Animali

L'invasione dei pesci scorpione

La crescita della temperatura del Mediterraneo favorisce l'insediamento di specie aliene: una di queste è il temibile pesce scorpione.

Testimonianze raccolte tra pescatori e subacquei dimostrano che nel giro di un anno i predatori velenosi noti come pesci scorpione (Pterois miles), hanno colonizzato le acque attorno a Cipro. Il rapporto è di Demetris Kletou, del laboratorio di ricerca ambientale di Limassol (Cipro), ed è pubblicato sulla rivista Marine Biodiversity Records.

«Fino a poco tempo fa gli avvistamenti di pesci scorpione nel Mediterraneo erano relativamente pochi, ma c’erano forti timori che avrebbero potuto colonizzare il nostro mare così come hanno fatto nell’Atlantico occidentale», spiega Kletou, «e così è stato. Abbiamo la certezza che la specie ha colonizzato l’area orientale del mare attorno a Cipro e si sta prepotentemente insediando attorno all’isola.»

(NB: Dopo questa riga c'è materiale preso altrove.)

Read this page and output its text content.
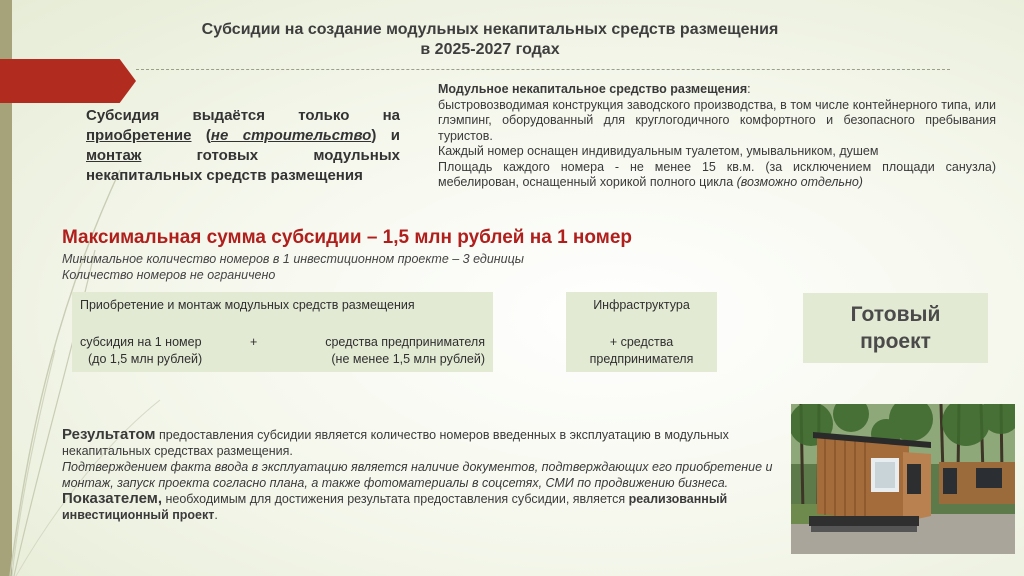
Субсидии на создание модульных некапитальных средств размещения
в 2025-2027 годах
Субсидия выдаётся только на приобретение (не строительство) и монтаж	готовых модульных некапитальных средств размещения

Модульное некапитальное средство размещения:

быстровозводимая конструкция заводского производства, в том числе контейнерного типа, или глэмпинг, оборудованный для круглогодичного комфортного и безопасного пребывания туристов.

Каждый номер оснащен индивидуальным туалетом, умывальником, душем

Площадь каждого номера - не менее 15 кв.м. (за исключением площади санузла) мебелирован, оснащенный хорикой полного цикла (возможно отдельно)

Максимальная сумма субсидии – 1,5 млн рублей на 1 номер
Минимальное количество номеров в 1 инвестиционном проекте – 3 единицы
Количество номеров не ограничено
Приобретение и монтаж модульных средств размещения
субсидия на 1 номер
(до 1,5 млн рублей)
+	средства предпринимателя
(не менее 1,5 млн рублей)
Инфраструктура
+ средства
предпринимателя
Готовый
проект

Результатом предоставления субсидии является количество номеров введенных в эксплуатацию в модульных некапитальных средствах размещения.

Подтверждением факта ввода в эксплуатацию является наличие документов, подтверждающих его приобретение и монтаж, запуск проекта согласно плана, а также фотоматериалы в соцсетях, СМИ по продвижению бизнеса.

Показателем, необходимым для достижения результата предоставления субсидии, является реализованный инвестиционный проект.
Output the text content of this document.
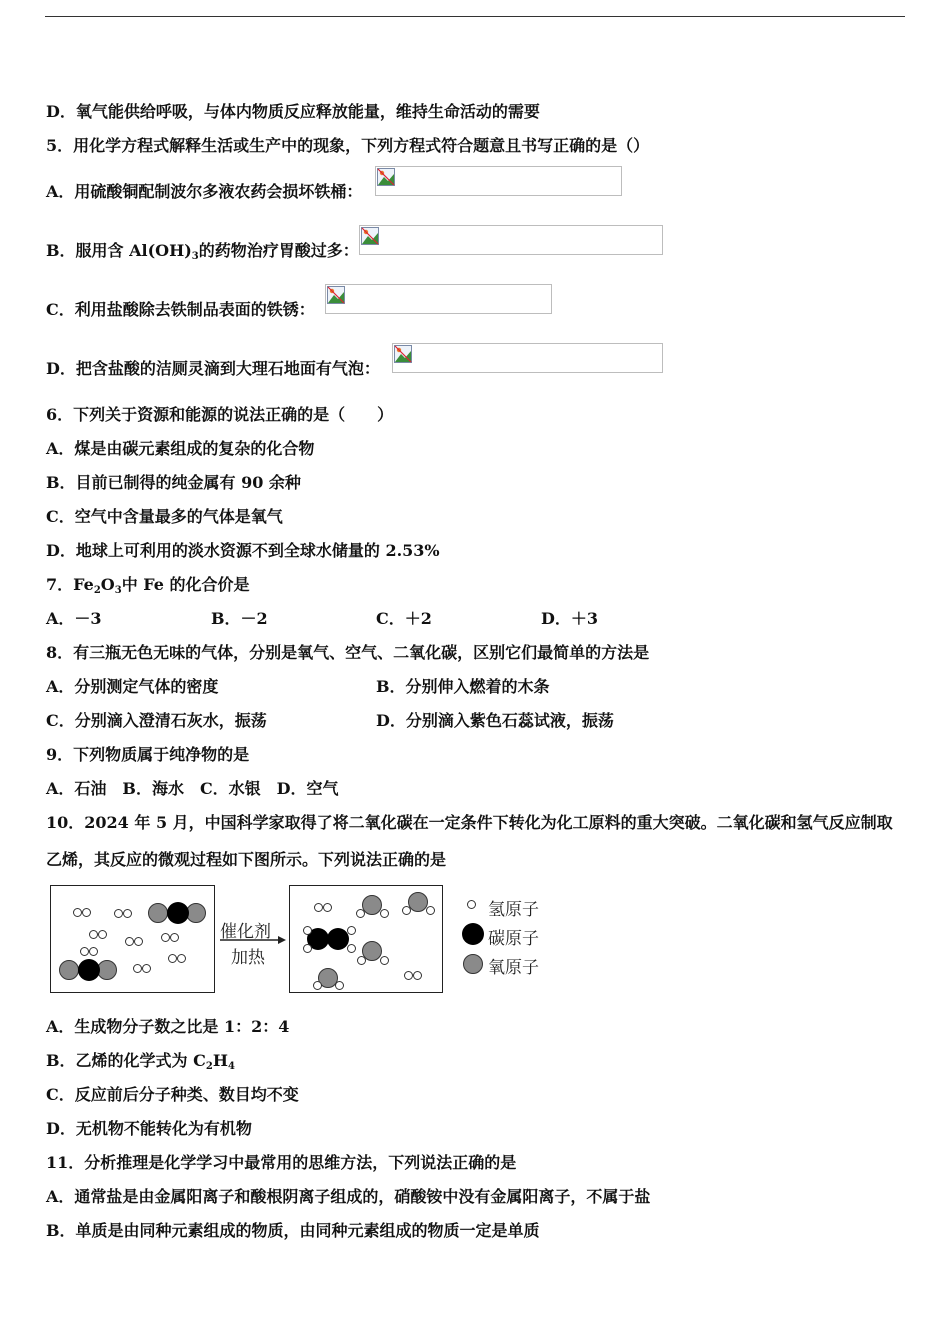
D．氧气能供给呼吸，与体内物质反应释放能量，维持生命活动的需要
5．用化学方程式解释生活或生产中的现象，下列方程式符合题意且书写正确的是（）
A．用硫酸铜配制波尔多液农药会损坏铁桶：
B．服用含 $Al(OH)_3$的药物治疗胃酸过多：
C．利用盐酸除去铁制品表面的铁锈：
D．把含盐酸的洁厕灵滴到大理石地面有气泡：
6．下列关于资源和能源的说法正确的是（　　）
A．煤是由碳元素组成的复杂的化合物
B．目前已制得的纯金属有 90 余种
C．空气中含量最多的气体是氧气
D．地球上可利用的淡水资源不到全球水储量的 2.53%
7．$Fe_2O_3$中 Fe 的化合价是
A．－3	B．－2	C．＋2	D．＋3
8．有三瓶无色无味的气体，分别是氧气、空气、二氧化碳，区别它们最简单的方法是
A．分别测定气体的密度	B．分别伸入燃着的木条
C．分别滴入澄清石灰水，振荡	D．分别滴入紫色石蕊试液，振荡
9．下列物质属于纯净物的是
A．石油　B．海水　C．水银　D．空气
10．2024 年 5 月，中国科学家取得了将二氧化碳在一定条件下转化为化工原料的重大突破。二氧化碳和氢气反应制取
乙烯，其反应的微观过程如下图所示。下列说法正确的是
催化剂
加热
氢原子
碳原子
氧原子
A．生成物分子数之比是 1：2：4
B．乙烯的化学式为 $C_2H_4$
C．反应前后分子种类、数目均不变
D．无机物不能转化为有机物
11．分析推理是化学学习中最常用的思维方法，下列说法正确的是
A．通常盐是由金属阳离子和酸根阴离子组成的，硝酸铵中没有金属阳离子，不属于盐
B．单质是由同种元素组成的物质，由同种元素组成的物质一定是单质
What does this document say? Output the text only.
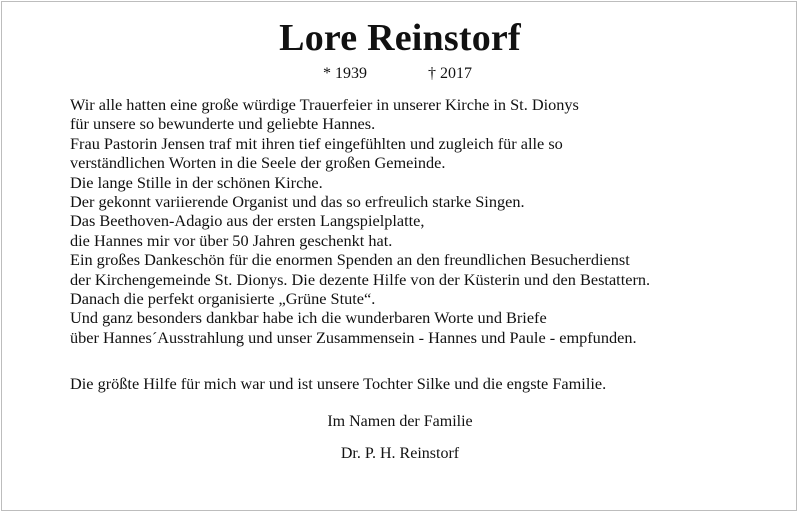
Lore Reinstorf
* 1939	† 2017
Wir alle hatten eine große würdige Trauerfeier in unserer Kirche in St. Dionys
für unsere so bewunderte und geliebte Hannes.
Frau Pastorin Jensen traf mit ihren tief eingefühlten und zugleich für alle so
verständlichen Worten in die Seele der großen Gemeinde.
Die lange Stille in der schönen Kirche.
Der gekonnt variierende Organist und das so erfreulich starke Singen.
Das Beethoven-Adagio aus der ersten Langspielplatte,
die Hannes mir vor über 50 Jahren geschenkt hat.
Ein großes Dankeschön für die enormen Spenden an den freundlichen Besucherdienst
der Kirchengemeinde St. Dionys. Die dezente Hilfe von der Küsterin und den Bestattern.
Danach die perfekt organisierte „Grüne Stute“.
Und ganz besonders dankbar habe ich die wunderbaren Worte und Briefe
über Hannes´Ausstrahlung und unser Zusammensein - Hannes und Paule - empfunden.
Die größte Hilfe für mich war und ist unsere Tochter Silke und die engste Familie.
Im Namen der Familie
Dr. P. H. Reinstorf
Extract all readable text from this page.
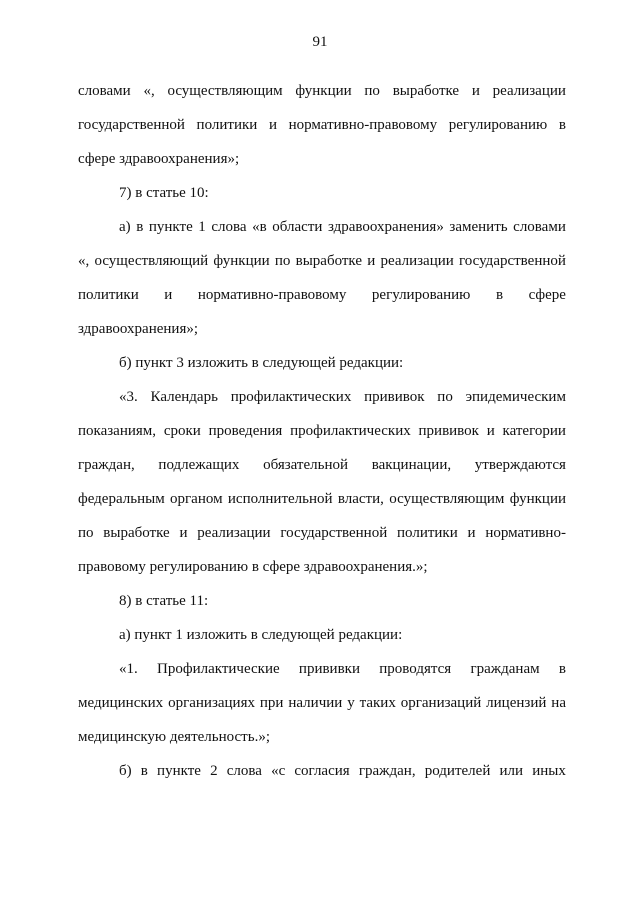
91
словами «, осуществляющим функции по выработке и реализации
государственной политики и нормативно-правовому регулированию в
сфере здравоохранения»;
7) в статье 10:
а) в пункте 1 слова «в области здравоохранения» заменить словами
«, осуществляющий функции по выработке и реализации государственной
политики и нормативно-правовому регулированию в сфере
здравоохранения»;
б) пункт 3 изложить в следующей редакции:
«3. Календарь профилактических прививок по эпидемическим
показаниям, сроки проведения профилактических прививок и категории
граждан, подлежащих обязательной вакцинации, утверждаются
федеральным органом исполнительной власти, осуществляющим функции
по выработке и реализации государственной политики и нормативно-
правовому регулированию в сфере здравоохранения.»;
8) в статье 11:
а) пункт 1 изложить в следующей редакции:
«1. Профилактические прививки проводятся гражданам в
медицинских организациях при наличии у таких организаций лицензий на
медицинскую деятельность.»;
б) в пункте 2 слова «с согласия граждан, родителей или иных
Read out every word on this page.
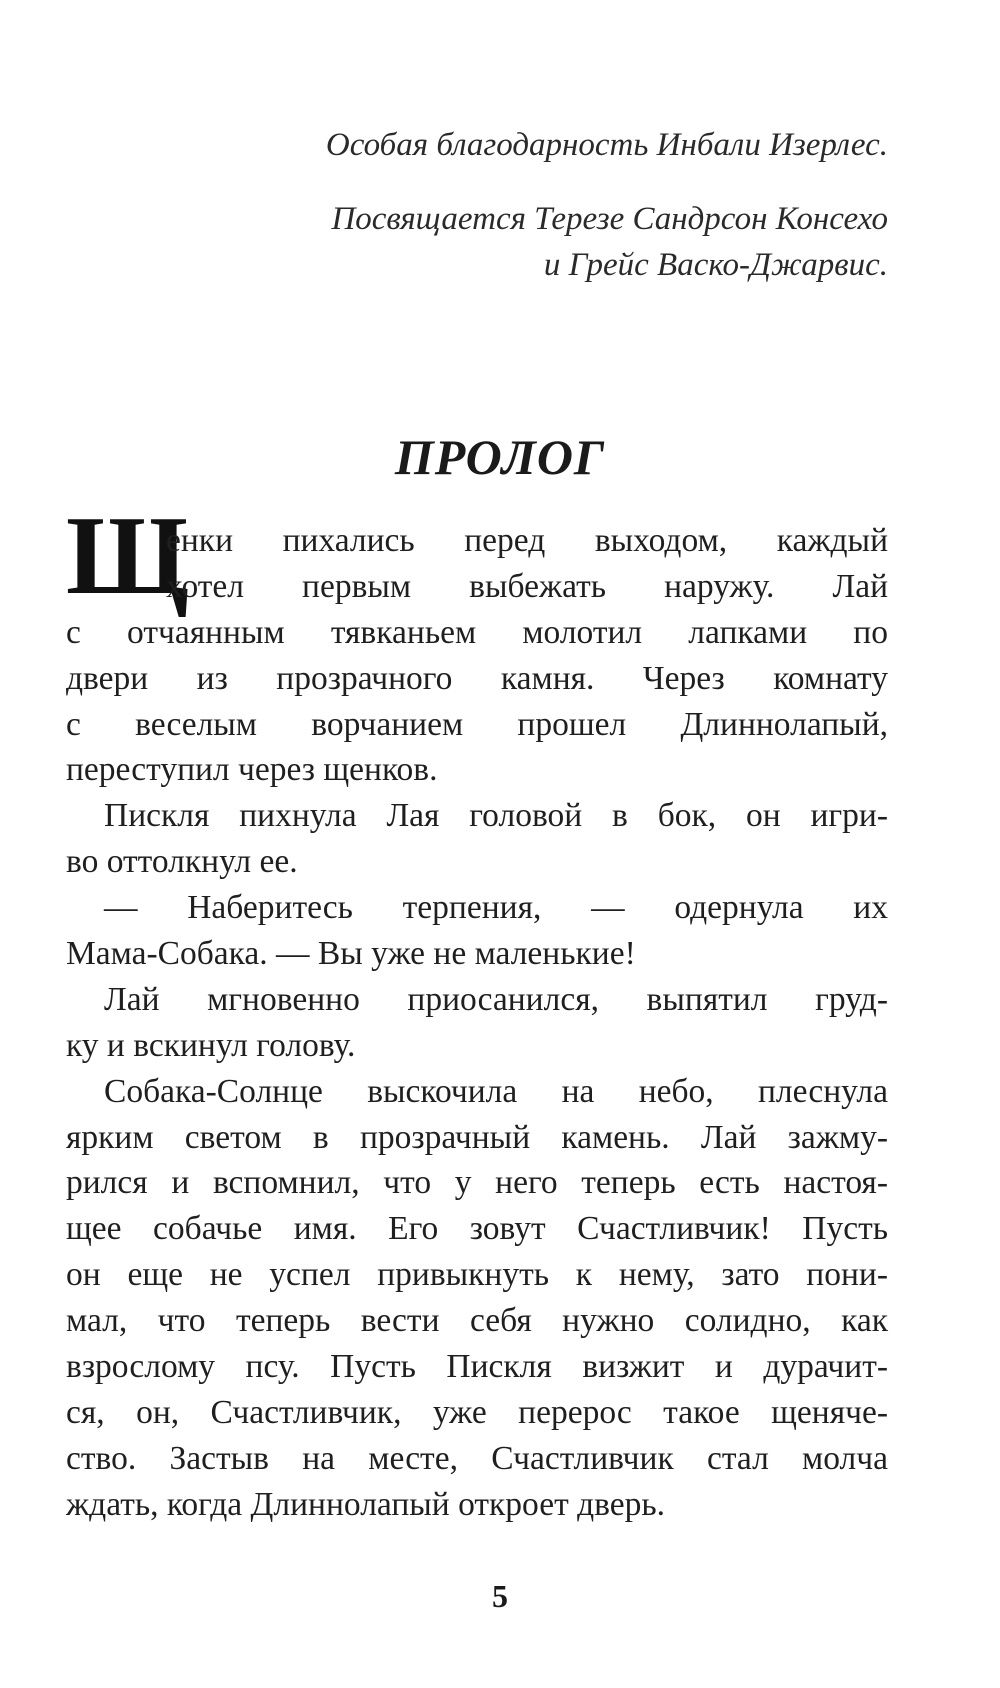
Особая благодарность Инбали Изерлес.

Посвящается Терезе Сандрсон Консехо

и Грейс Васко-Джарвис.

ПРОЛОГ
Щ
енки пихались перед выходом, каждый
хотел первым выбежать наружу. Лай
с отчаянным тявканьем молотил лапками по
двери из прозрачного камня. Через комнату
с веселым ворчанием прошел Длиннолапый,
переступил через щенков.
Пискля пихнула Лая головой в бок, он игри-
во оттолкнул ее.
— Наберитесь терпения, — одернула их
Мама-Собака. — Вы уже не маленькие!
Лай мгновенно приосанился, выпятил груд-
ку и вскинул голову.
Собака-Солнце выскочила на небо, плеснула
ярким светом в прозрачный камень. Лай зажму-
рился и вспомнил, что у него теперь есть настоя-
щее собачье имя. Его зовут Счастливчик! Пусть
он еще не успел привыкнуть к нему, зато пони-
мал, что теперь вести себя нужно солидно, как
взрослому псу. Пусть Пискля визжит и дурачит-
ся, он, Счастливчик, уже перерос такое щеняче-
ство. Застыв на месте, Счастливчик стал молча
ждать, когда Длиннолапый откроет дверь.
5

Il pesce leone fotografato sui fondali del Mar Rosso © Maria Papinikola

All'origine dell'invasione. I pesci scorpione sono carnivori e possono nutrirsi di una grande varietà di specie. Si riproducono ogni 4 giorni durante tutto l’arco dell’anno, e così nel giro di 12 mesi depongono fino a 2 milioni di uova gelatinose che possono cavalcare le correnti marine e coprire grandi distanze per circa un mese prima di schiudersi.

Aculei velenosi e elevata velocità di riproduzione fanno del pesce leone una specie aliena molto pericolosa per le altre specie del Mediterraneo

La capacità di riprodursi velocemente, insieme alla notevole armatura di spine velenose che scoraggia i predatori, fanno si che riescano a invadere rapidamente le zone in cui riescono ad arrivare.

Le cause che hanno portato il pesce scorpione a trovarsi così bene nel Mediterraneo sono essenzialmente due: da un lato vi è stato l’ampliamento del canale di Suez, che ha permesso ai Miles di spingersi più facilmente dal mar Rosso (loro habitat naturale) al Mediterraneo; e, in secondo luogo, effettuato il passaggio hanno trovato un habitat più confortevole rispetto al passato, per via dell'aumento della temperatura media dell'acqua del Mediterraneo.